For having vehicle registration but not a driver’s licence, he said he was asked to pay 150,000 or 200,000 kyat in cash, and that the fine would be “higher if [he] went to the [road transportation department] office.”

“There is no law that says we have to pay 150,000 ($71.50) or 200,000 kyat ($95) for not having a driving licence,” the second driver said. “I asked him what the standard fine was, and he threatened me and told me to come to the office. I went to the office the next day, and I told them I didn’t have that amount of money. Then, they asked me to buy a bottle of alcohol that cost over 30,000 kyat, and I bought it.”

A clock tower in the Rakhine State capital of Sittwe, seen in March this year, with tuk-tuks and motorcycles seen passing the landmark (Myanmar Now)

In the Sittwe checkpoints manned by a combined force of municipal officers, police and soldiers, local drivers say that “everyone” is stopped, including ethnic Rakhine Buddhists. 

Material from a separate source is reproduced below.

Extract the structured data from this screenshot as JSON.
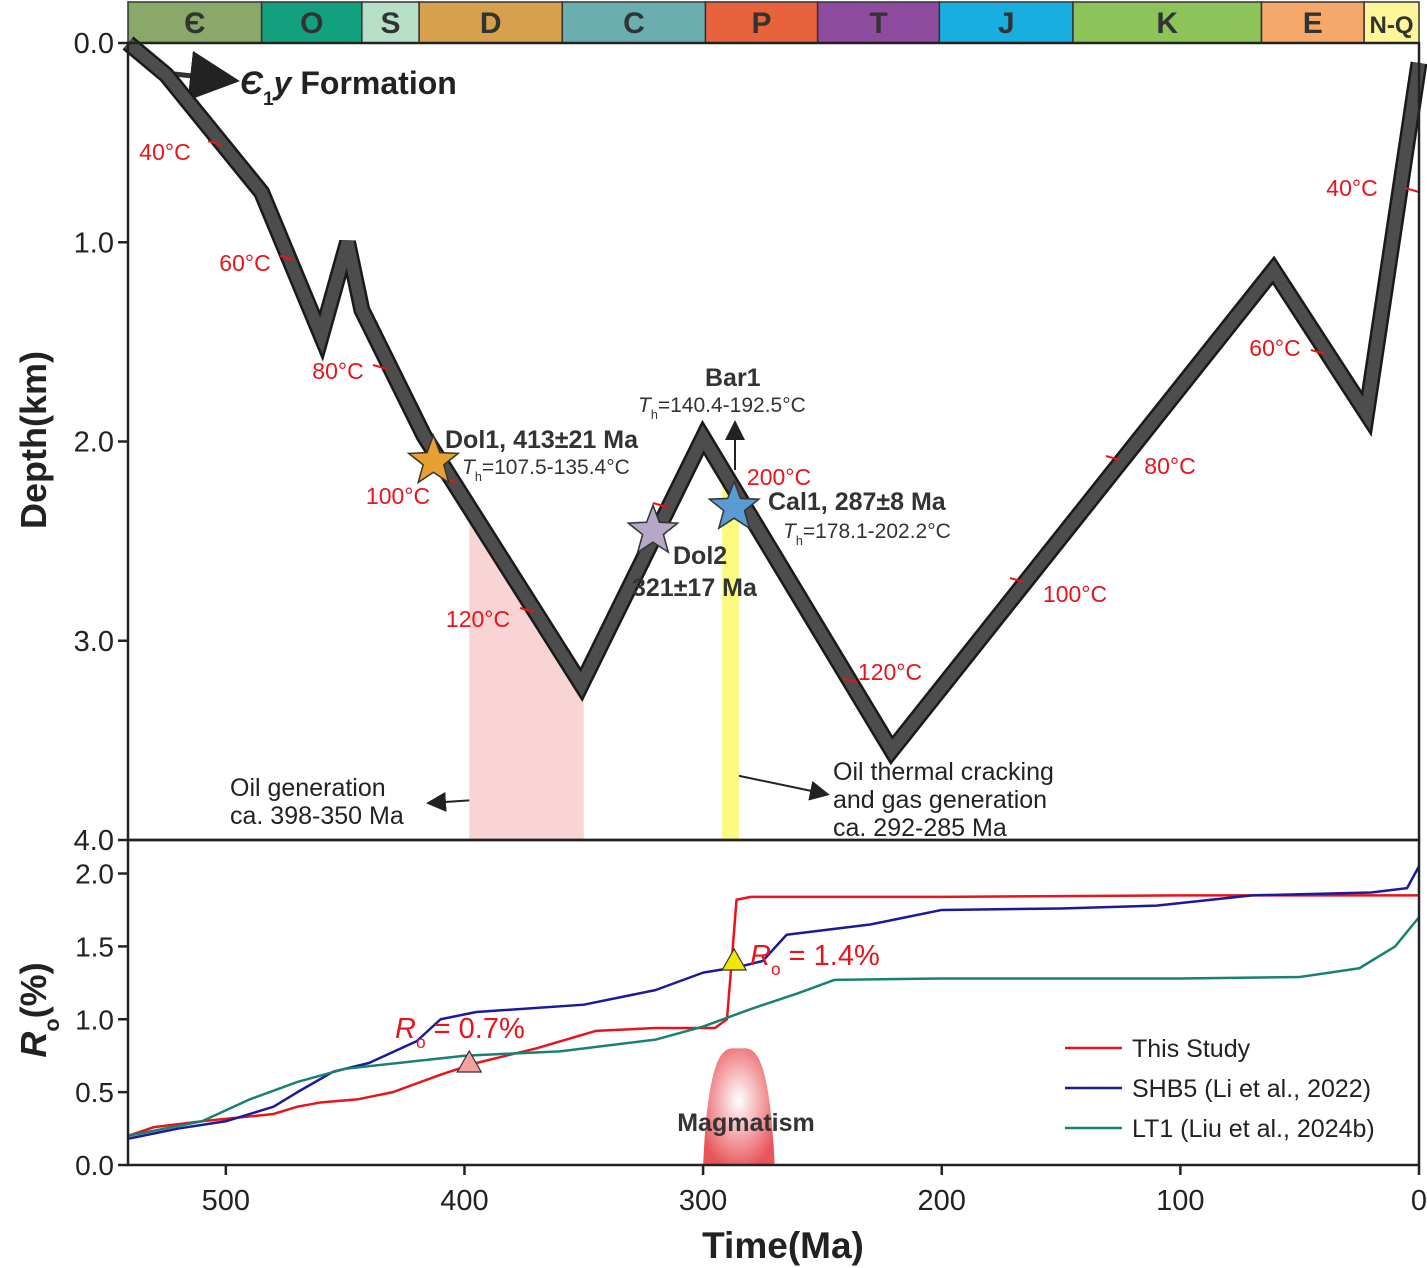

However, a 25-year-old Rakhine driver confirmed to Myanmar Now that the junta singled out minorities, including the Rohingya, for extortion.

“I have all the necessary licences, but I am sometimes interrogated,” he explained. “They bully the Rakhine people too, but it is worse for the minorities. It’s not good to discriminate like that when everyone is trying to earn a living.” 

Sittwe police station and municipal committee did not answer Myanmar Now’s phone calls for comment on the reports of discrimination and extortion. 

More than 1 million Rohingya people from Rakhine State live in refugee camps across the border in Bangladesh, some 700,000 of whom were forced by genocidal Myanmar military operations to flee their homes in 2017.